Of Paperweights and Other Sustainable Practices

Picture a 1940’s office: the portable fan in the corner rotates quietly - blowing the fabric bits tied to its wire blade guard, moving the air just enough to create a semblance of cool. On each pass the papers on the desk ruffle a bit but stay put. On occasion a cross breeze comes through room, bumping the door.

What’s going on here? Is it? Are they? No, it can’t be! I can’t remember the last time I saw a doorstop in use, much less a paperweight in action.

I’m rediscovering the humble doorstop and ubiquitous paperweight as critical work tools as I sit in this unimproved 1875 house in the southeastern United States. I’m trying to see how far into the summer I can go without AC yet remain productive. This house has 14’ ceilings, 8’- tall windows, and an Eastern Shore cross-breeze that qualifies as a gale. And it reminds me how, long, long ago, people used paperweights.

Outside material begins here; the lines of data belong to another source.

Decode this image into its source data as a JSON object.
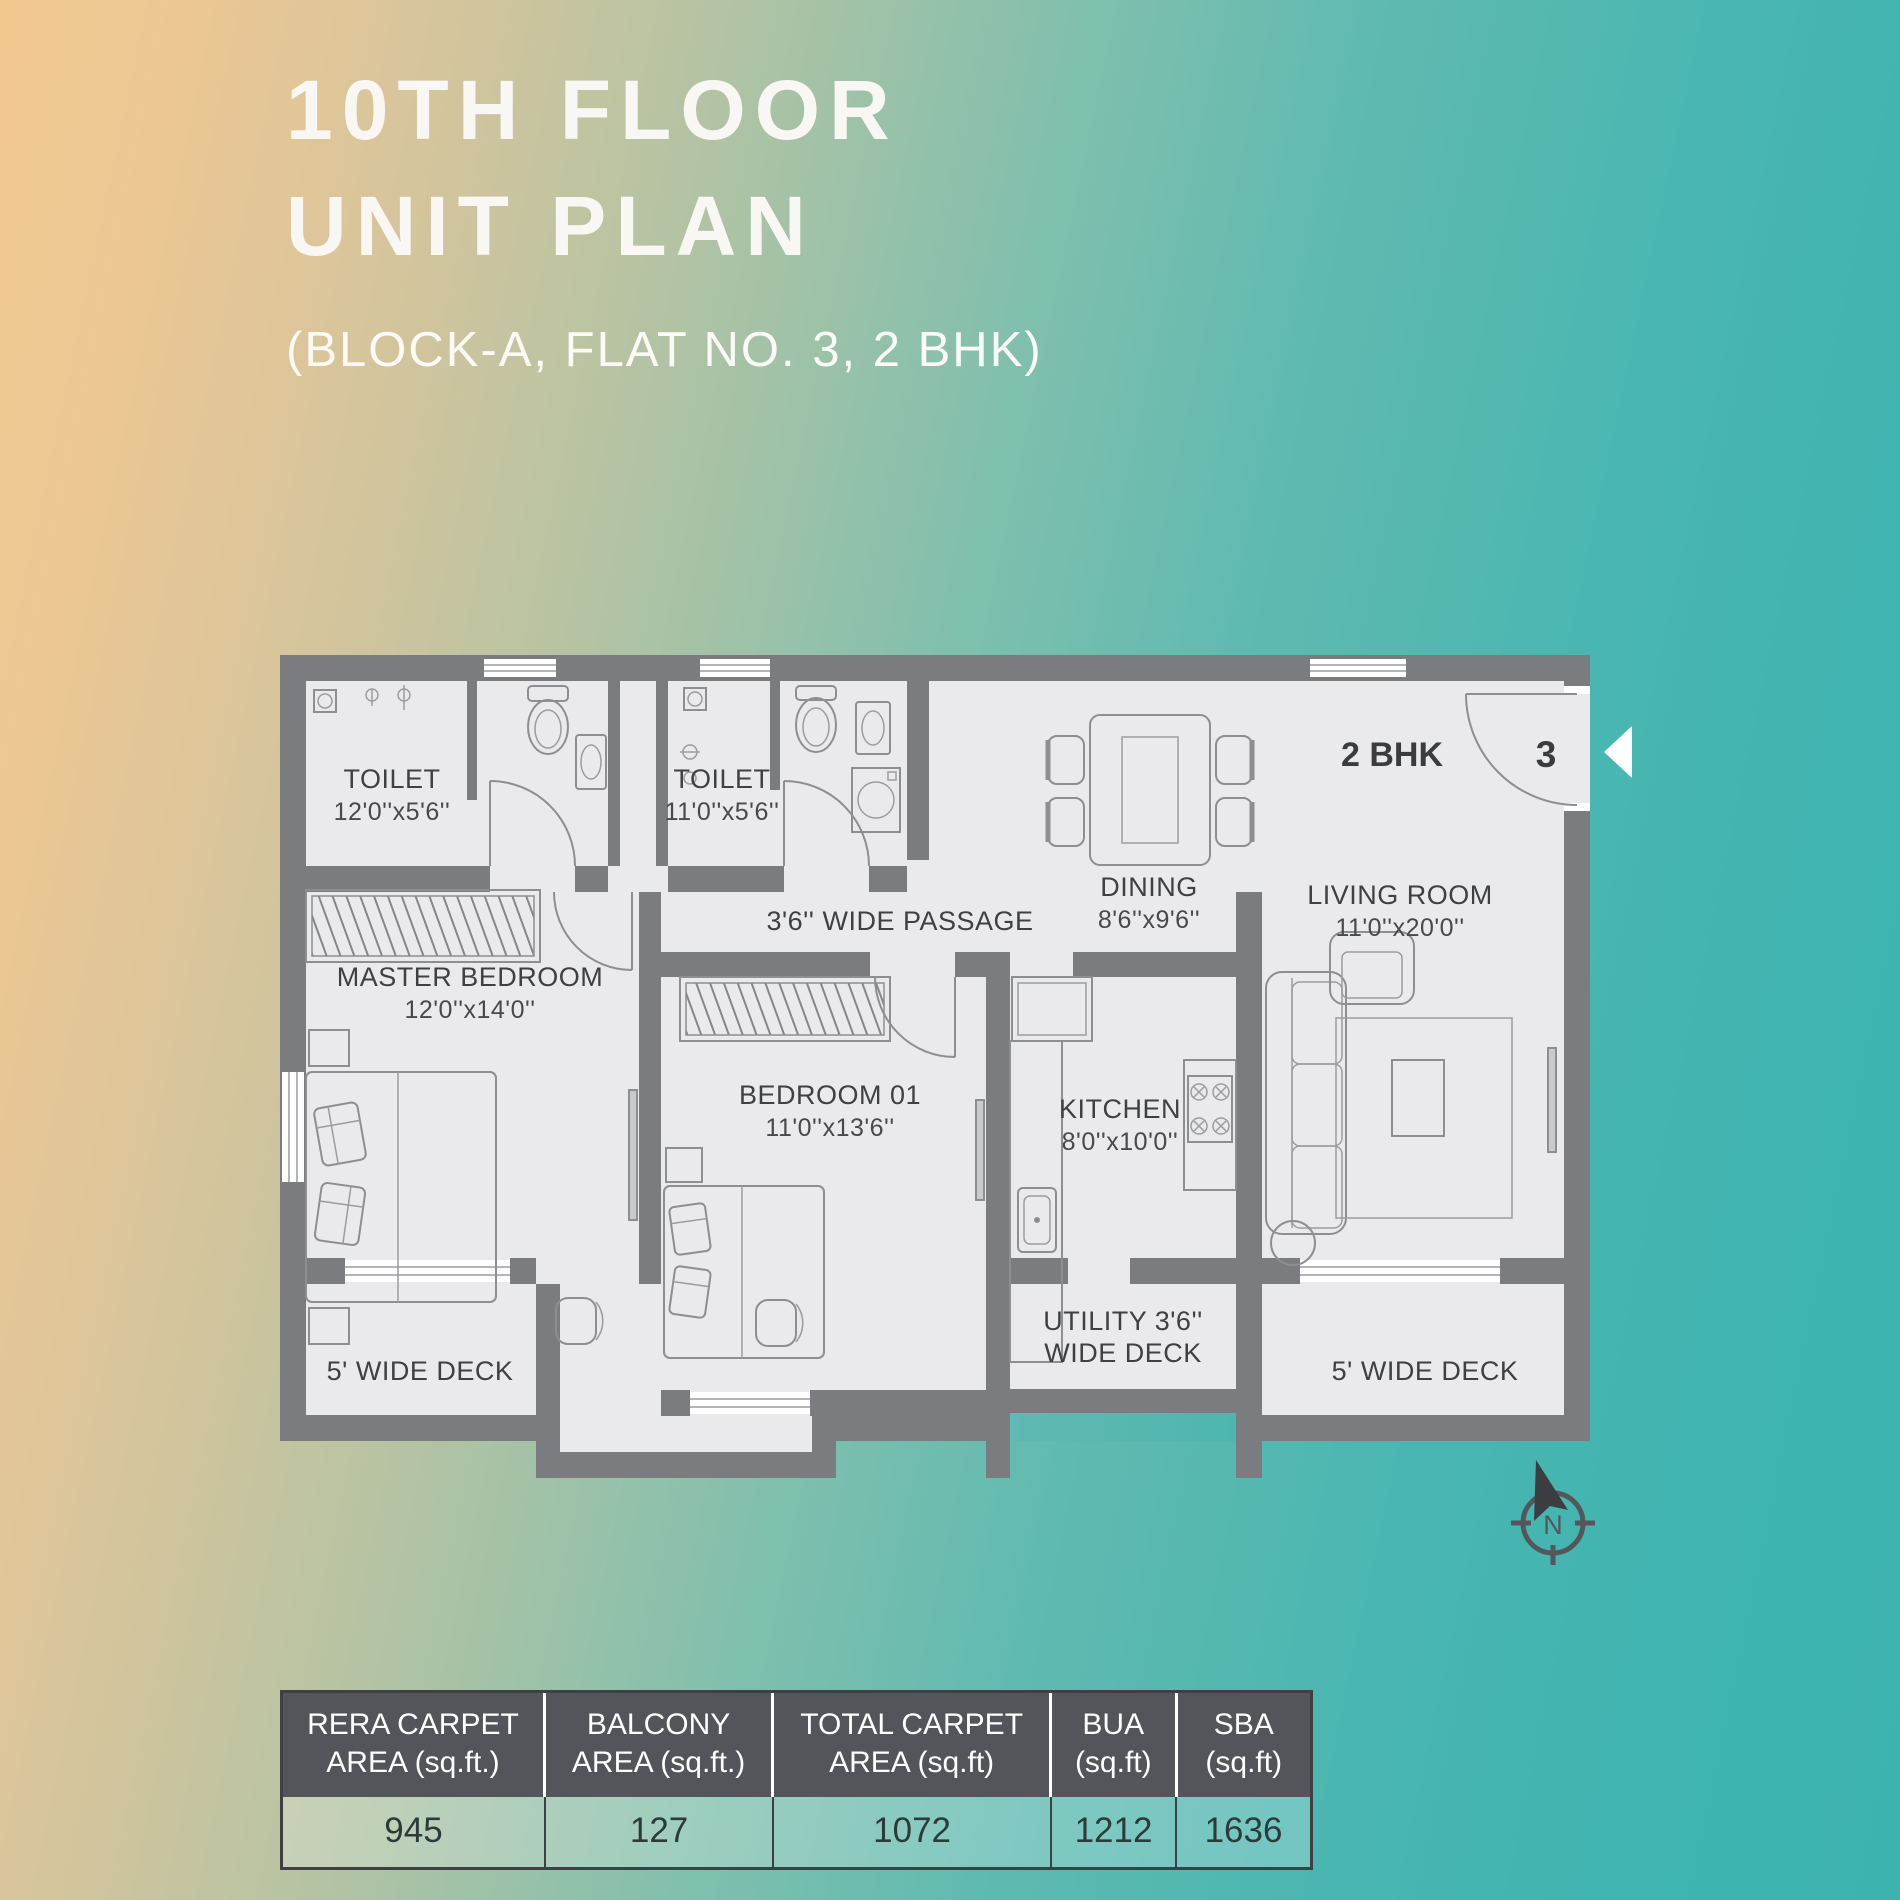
{
  "title": {
    "line1": "10TH FLOOR",
    "line2": "UNIT PLAN",
    "subtitle": "(BLOCK-A, FLAT NO. 3, 2 BHK)"
  },
  "plan": {
    "unit_type_label": "2 BHK",
    "flat_number": "3",
    "compass_label": "N",
    "rooms": {
      "toilet_master": {
        "name": "TOILET",
        "dims": "12'0''x5'6''"
      },
      "toilet_common": {
        "name": "TOILET",
        "dims": "11'0''x5'6''"
      },
      "passage": {
        "name": "3'6'' WIDE PASSAGE"
      },
      "dining": {
        "name": "DINING",
        "dims": "8'6''x9'6''"
      },
      "living_room": {
        "name": "LIVING ROOM",
        "dims": "11'0''x20'0''"
      },
      "master_bedroom": {
        "name": "MASTER BEDROOM",
        "dims": "12'0''x14'0''"
      },
      "bedroom_01": {
        "name": "BEDROOM 01",
        "dims": "11'0''x13'6''"
      },
      "kitchen": {
        "name": "KITCHEN",
        "dims": "8'0''x10'0''"
      },
      "deck_left": {
        "name": "5' WIDE DECK"
      },
      "deck_right": {
        "name": "5' WIDE DECK"
      },
      "utility_deck": {
        "line1": "UTILITY 3'6''",
        "line2": "WIDE DECK"
      }
    }
  },
  "areas_table": {
    "columns": [
      {
        "h1": "RERA CARPET",
        "h2": "AREA (sq.ft.)",
        "value": "945"
      },
      {
        "h1": "BALCONY",
        "h2": "AREA (sq.ft.)",
        "value": "127"
      },
      {
        "h1": "TOTAL CARPET",
        "h2": "AREA (sq.ft)",
        "value": "1072"
      },
      {
        "h1": "BUA",
        "h2": "(sq.ft)",
        "value": "1212"
      },
      {
        "h1": "SBA",
        "h2": "(sq.ft)",
        "value": "1636"
      }
    ]
  },
  "colors": {
    "gradient_left": "#f3c88f",
    "gradient_right": "#3db3af",
    "wall": "#7b7c80",
    "floor": "#eaeaec",
    "label_text": "#3f4042",
    "table_header_bg": "#54555a",
    "title_text": "#f8f7f3"
  }
}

It’s easy to see how our work-efficiency focus of the last decades drove us to choose all-on and all-off services for our lights and temperature controls, and how efficiency in the building process drove us to put all services in one conduit, on a single switch, and in all-in-one systems. Of course that is near-term efficiency, not long term. The flipside has the near-term inefficiencies of raising and lowering shades and windows throughout the day, changing to heat-strategic work hours, and acquiring doorstops and many, many paperweights. Often I value that inefficiency for the time it means I can leave my computer chair, for the opportunity to see and hear my neighbors, and for a moment to appreciate the design of this old house.

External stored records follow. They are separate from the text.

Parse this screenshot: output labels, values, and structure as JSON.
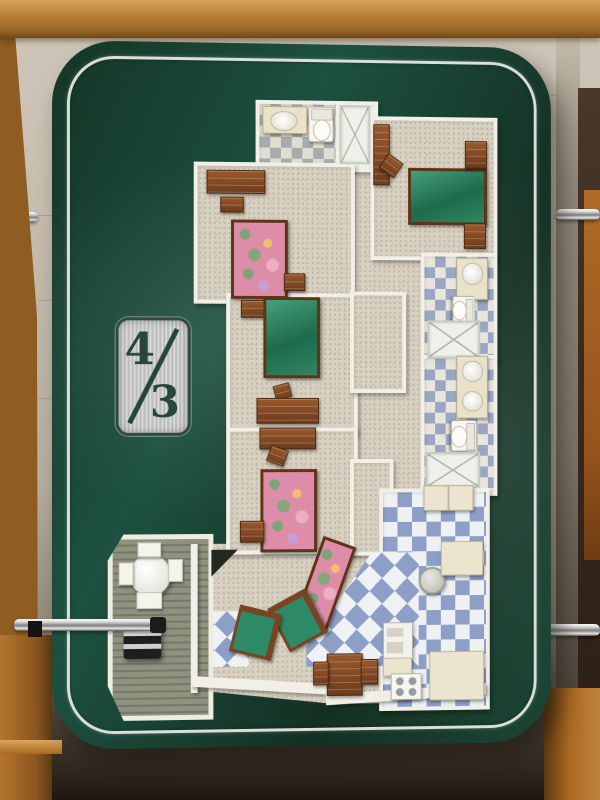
{
  "badge": {
    "bedrooms": "4",
    "separator": "/",
    "bathrooms": "3"
  },
  "palette": {
    "board_green": "#1d4b39",
    "pinstripe_silver": "#e6e8e4",
    "wall_beige": "#c8bfb2",
    "wall_white": "#f2efe7",
    "carpet": "#d8d1c2",
    "bed_green": "#2e8a66",
    "floral_pink": "#de8da8",
    "furniture_wood": "#7e4523",
    "tile_blue": "#8d9fc6",
    "tile_gray": "#a6abae",
    "deck_wood": "#83887a",
    "case_wood": "#b5772f",
    "chrome": "#d8d8d8"
  },
  "scene": {
    "furniture": [
      {
        "name": "dresser-long-bedroom2",
        "type": "wood",
        "x": 100,
        "y": 76,
        "w": 58,
        "h": 22
      },
      {
        "name": "nightstand-bedroom2",
        "type": "wood",
        "x": 114,
        "y": 103,
        "w": 22,
        "h": 14
      },
      {
        "name": "bed-floral-bedroom2",
        "type": "bed-floral",
        "x": 125,
        "y": 126,
        "w": 52,
        "h": 74
      },
      {
        "name": "chest-bedroom2",
        "type": "wood",
        "x": 179,
        "y": 180,
        "w": 20,
        "h": 16
      },
      {
        "name": "vanity-bath2",
        "type": "vanity-oval",
        "x": 157,
        "y": 11,
        "w": 44,
        "h": 26
      },
      {
        "name": "toilet-bath2",
        "type": "toilet",
        "x": 204,
        "y": 11,
        "w": 24,
        "h": 34
      },
      {
        "name": "shower-bath2",
        "type": "shower",
        "x": 236,
        "y": 9,
        "w": 28,
        "h": 56
      },
      {
        "name": "dresser-bedroom1",
        "type": "wood",
        "x": 271,
        "y": 28,
        "w": 15,
        "h": 60
      },
      {
        "name": "desk-chair-bedroom1",
        "type": "wood",
        "x": 280,
        "y": 61,
        "w": 17,
        "h": 16,
        "rot": 35
      },
      {
        "name": "bed-green-bedroom1",
        "type": "bed-green",
        "x": 307,
        "y": 72,
        "w": 76,
        "h": 52
      },
      {
        "name": "chest-bedroom1",
        "type": "wood",
        "x": 366,
        "y": 44,
        "w": 21,
        "h": 26
      },
      {
        "name": "nightstand-bedroom1",
        "type": "wood",
        "x": 365,
        "y": 128,
        "w": 21,
        "h": 24
      },
      {
        "name": "nightstand-bedroom3",
        "type": "wood",
        "x": 135,
        "y": 207,
        "w": 22,
        "h": 16
      },
      {
        "name": "bed-green-bedroom3",
        "type": "bed-green",
        "x": 158,
        "y": 204,
        "w": 52,
        "h": 76
      },
      {
        "name": "chair-bedroom3",
        "type": "wood",
        "x": 169,
        "y": 292,
        "w": 15,
        "h": 13,
        "rot": -15
      },
      {
        "name": "desk-bedroom3",
        "type": "wood",
        "x": 151,
        "y": 306,
        "w": 62,
        "h": 24
      },
      {
        "name": "desk-bedroom4",
        "type": "wood",
        "x": 154,
        "y": 336,
        "w": 56,
        "h": 20
      },
      {
        "name": "desk-chair-bedroom4",
        "type": "wood",
        "x": 163,
        "y": 356,
        "w": 17,
        "h": 15,
        "rot": 20
      },
      {
        "name": "bed-floral-bedroom4",
        "type": "bed-floral",
        "x": 155,
        "y": 378,
        "w": 52,
        "h": 78
      },
      {
        "name": "nightstand-bedroom4",
        "type": "wood",
        "x": 134,
        "y": 430,
        "w": 23,
        "h": 20
      },
      {
        "name": "vanity-master-bath",
        "type": "vanity-round",
        "x": 357,
        "y": 163,
        "w": 31,
        "h": 41
      },
      {
        "name": "toilet-master-bath",
        "type": "toilet",
        "x": 351,
        "y": 204,
        "w": 26,
        "h": 22,
        "rot": 90
      },
      {
        "name": "shower-master-bath",
        "type": "shower",
        "x": 327,
        "y": 227,
        "w": 51,
        "h": 35
      },
      {
        "name": "double-vanity-bath3",
        "type": "vanity-round2",
        "x": 357,
        "y": 263,
        "w": 31,
        "h": 62
      },
      {
        "name": "toilet-bath3",
        "type": "toilet",
        "x": 349,
        "y": 331,
        "w": 30,
        "h": 25,
        "rot": 90
      },
      {
        "name": "shower-bath3",
        "type": "shower",
        "x": 325,
        "y": 361,
        "w": 53,
        "h": 33
      },
      {
        "name": "washer-dryer",
        "type": "washer",
        "x": 323,
        "y": 395,
        "w": 50,
        "h": 24
      },
      {
        "name": "water-heater",
        "type": "heater",
        "x": 318,
        "y": 478,
        "w": 24,
        "h": 24
      },
      {
        "name": "kitchen-counter-east",
        "type": "counter",
        "x": 341,
        "y": 452,
        "w": 42,
        "h": 33
      },
      {
        "name": "refrigerator",
        "type": "fridge",
        "x": 281,
        "y": 534,
        "w": 29,
        "h": 36
      },
      {
        "name": "kitchen-counter-west",
        "type": "counter",
        "x": 281,
        "y": 570,
        "w": 28,
        "h": 17
      },
      {
        "name": "stove",
        "type": "stove",
        "x": 289,
        "y": 586,
        "w": 30,
        "h": 25
      },
      {
        "name": "kitchen-cabinets-south",
        "type": "counter",
        "x": 329,
        "y": 564,
        "w": 55,
        "h": 48
      },
      {
        "name": "sofa-floral-living",
        "type": "sofa-floral",
        "x": 203,
        "y": 449,
        "w": 30,
        "h": 86,
        "rot": 20
      },
      {
        "name": "armchair-living-1",
        "type": "armchair",
        "x": 171,
        "y": 506,
        "w": 35,
        "h": 41,
        "rot": -28
      },
      {
        "name": "armchair-living-2",
        "type": "armchair",
        "x": 128,
        "y": 519,
        "w": 35,
        "h": 39,
        "rot": 14
      },
      {
        "name": "tv-corner-unit",
        "type": "tv",
        "x": 105,
        "y": 459,
        "w": 27,
        "h": 27
      },
      {
        "name": "dining-table",
        "type": "wood",
        "x": 223,
        "y": 565,
        "w": 35,
        "h": 41
      },
      {
        "name": "dining-chair-left",
        "type": "wood",
        "x": 209,
        "y": 573,
        "w": 14,
        "h": 22
      },
      {
        "name": "dining-chair-right",
        "type": "wood",
        "x": 258,
        "y": 571,
        "w": 16,
        "h": 24
      },
      {
        "name": "patio-table",
        "type": "deck-table",
        "x": 22,
        "y": 463,
        "w": 40,
        "h": 40
      },
      {
        "name": "patio-chair-north",
        "type": "deck-chair",
        "x": 30,
        "y": 451,
        "w": 22,
        "h": 13
      },
      {
        "name": "patio-chair-east",
        "type": "deck-chair",
        "x": 61,
        "y": 468,
        "w": 13,
        "h": 21
      },
      {
        "name": "patio-chair-west",
        "type": "deck-chair",
        "x": 11,
        "y": 471,
        "w": 13,
        "h": 21
      },
      {
        "name": "patio-chair-south",
        "type": "deck-chair",
        "x": 29,
        "y": 501,
        "w": 24,
        "h": 15
      },
      {
        "name": "barbecue-grill",
        "type": "grill",
        "x": 16,
        "y": 534,
        "w": 38,
        "h": 34
      }
    ]
  }
}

I don’t always appreciate the inefficiencies, but so what? It is good for the planet, and so far the bonus is that it’s easier than I thought. Ask me again in August.

It made me think of all the cool museum vignette exhibits each of us could do: "Air Conditioning the Old Way" with paperweights, doorstops, ceiling fans, desk fans, transoms, double-hung windows, cross can see how much fun this would be!

I've had one near miss during this experience, though. I lost my mind for about 30 minutes the other day as I looked up antique paperweights online and fantasized in a very ungreen way about collecting them. My true-green kicked in and I went to the drawer and took out the clay rabbit figure I just cannot throw away (for all sorts of reasons). My now-16-year-old son made it about eight years or so ago. It’s a perfect paperweight. Hmm, a tidy desk and a fond memory all rolled up in an energy-efficient paperweight. Life is good.

Come to think of it, he made me a very cool green-and-orange clay dragon that will be perfect for the pile of use-the-other-side scrap paper I keep by the printer and just in front of that tall window.